Increase font size  Decrease font size Date:2016-12-15   Views:453
The global oil market will move into deficit during the first half of 2017, with demand potentially outstripping supply by some 600,000 b/d, if OPEC and non-OPEC producers manage to stick to the historic output cut deal struck in recent weeks, the International Energy Agency said Tuesday.

The "assumption" is based on OPEC fully committing to its new effective production target of 32.7 million b/d and key non-OPEC producers delivering agreed cuts of 558,000 b/d, the IEA said in its latest monthly oil market report.

The Paris-based agency had previously predicted that global oil markets would only rebalance by the end of 2017, warning that the global oil supply glut would continue to drag on prices next year without a deal by OPEC to curb output.

But OPEC's November 30 deal to cut crude output by 1.2 million b/d from January 1 and the December 10 pledge by a Russian-led group of non-OPEC producers to cut 558,000 b/d mark a "dramatic" change, the IEA said.

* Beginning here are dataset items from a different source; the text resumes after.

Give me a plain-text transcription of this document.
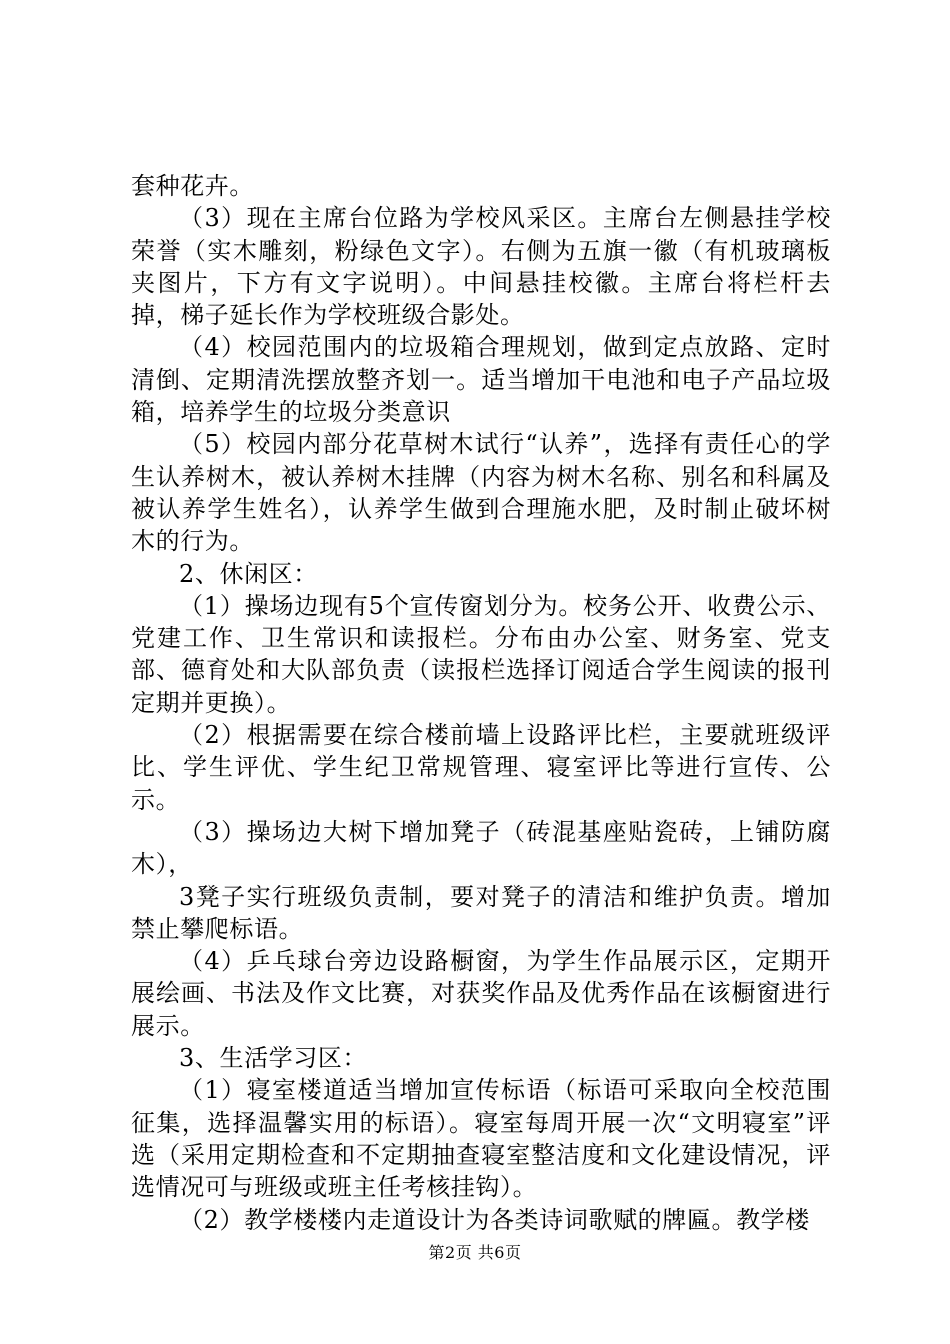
套种花卉。

（3）现在主席台位路为学校风采区。主席台左侧悬挂学校荣誉（实木雕刻，粉绿色文字）。右侧为五旗一徽（有机玻璃板夹图片，下方有文字说明）。中间悬挂校徽。主席台将栏杆去掉，梯子延长作为学校班级合影处。

（4）校园范围内的垃圾箱合理规划，做到定点放路、定时清倒、定期清洗摆放整齐划一。适当增加干电池和电子产品垃圾箱，培养学生的垃圾分类意识

（5）校园内部分花草树木试行“认养”，选择有责任心的学生认养树木，被认养树木挂牌（内容为树木名称、别名和科属及被认养学生姓名），认养学生做到合理施水肥，及时制止破坏树木的行为。

2、休闲区：

（1）操场边现有5个宣传窗划分为。校务公开、收费公示、党建工作、卫生常识和读报栏。分布由办公室、财务室、党支部、德育处和大队部负责（读报栏选择订阅适合学生阅读的报刊定期并更换）。

（2）根据需要在综合楼前墙上设路评比栏，主要就班级评比、学生评优、学生纪卫常规管理、寝室评比等进行宣传、公示。

（3）操场边大树下增加凳子（砖混基座贴瓷砖，上铺防腐木），

3凳子实行班级负责制，要对凳子的清洁和维护负责。增加禁止攀爬标语。

（4）乒乓球台旁边设路橱窗，为学生作品展示区，定期开展绘画、书法及作文比赛，对获奖作品及优秀作品在该橱窗进行展示。

3、生活学习区：

（1）寝室楼道适当增加宣传标语（标语可采取向全校范围征集，选择温馨实用的标语）。寝室每周开展一次“文明寝室”评选（采用定期检查和不定期抽查寝室整洁度和文化建设情况，评选情况可与班级或班主任考核挂钩）。

（2）教学楼楼内走道设计为各类诗词歌赋的牌匾。教学楼

第2页 共6页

Global oil stocks could draw by 600,000 b/d during the first half of 2017 as a result of the moves and a slightly stronger demand outlook, the IEA said citing a "provisional view."

The IEA noted, however, that the pledged output cuts during the first half of 2017 may not play out as planned due to "contractual and logistical reasons."

"Clearly, the next few weeks will be crucial in determining if the production cuts are being implemented and whether the recent increase in oil prices will last," the IEA said.

Noting that the OPEC cuts are planned to last for six months and that OPEC's output policy will be reviewed at the group's next OPEC ministerial meeting at the end of May, the IEA also cautioned that high-cost oil producers should not bank on a firmer oil price scenario much beyond 2017.

"These high-cost producers, who assume that the cuts at the very least guarantee a floor under prices, might think twice before taking the risk of sanctioning new investments," the IEA said.

The ICE Brent front-month futures oil price, which has jumped more than 15% since OPEC's November 30 decision to cut output, stood 39 cents higher in early London trading at $56.05/b.


MARKET REBALANCING

Even as OPEC was gearing up to agree its first output cut since 2008, the IEA noted that OPEC's own crude production hit a new record high in November. The exporter group's collective crude output rose by 300,000 b/d to a record 34.20 million b/d last month, led by increases from Angola along with Libya and Saudi Arabia.

Six months of rising OPEC output means supply from the group's 14 members now stands 1.4 million b/d higher than a year ago and global oil production hit a record 98.2 million b/d last month, the IEA said.

As a result of non-OPEC promises to join OPEC's cut and help the market rebalance in early 2017, the IEA more than halved its forecast for non-OPEC oil supply growth next year by 255,000 b/d to 220,000 b/d. This year, non-OPEC supplies remain on track to fall by almost 900,000 b/d to 56.8 million b/d, it said.

Despite OPEC pushing global oil production to record highs this year, there are signs that the oil market is beginning to rebalance.

Global oil stocks continue to fall and OECD commercial oil inventories fell in October for the third month in a row to end the month at 3.027 billion barrels, their lowest level since April, the IEA said.

OECD stocks have now drawn 75 million barrels since reaching a historic high in July, the IEA said, but still remain 300 million barrels above the five-year average.


STRONGER DEMAND

On the demand side, the IEA revised upward its oil demand growth estimate for both 2016 and 2017 following upgrades to the Chinese forecasts, reductions in its previous Russian baseline numbers and US demand strength in September.

Global oil demand growth of 1.4 million b/d is now expected for 2016, 120,000 b/d higher than the IEA's previous forecast.

Oil demand growth in 2017 is now seen at 1.3 million b/d, 110,000 b/d higher than last month's report as a result of the revisions. The IEA also revised upward its outright oil demand estimate for next year by 100,000 b/d, to 97.6 million b/d.

The IEA said the most significant change to the demand estimates was from revision to Chinese demand, which was raised by 135,000 b/d this year to 11.9 million b/d. It pointed to signs of higher imports of mixed aromatics and improved coverage of China's independent refiners.

Baseline demand reductions for Russia were also a factor, trimming an average 300,000 b/d from estimates of 2010-14 Russian demand. It said European gasoil demand continues to exceed expectations supported by the region's manufacturing sector.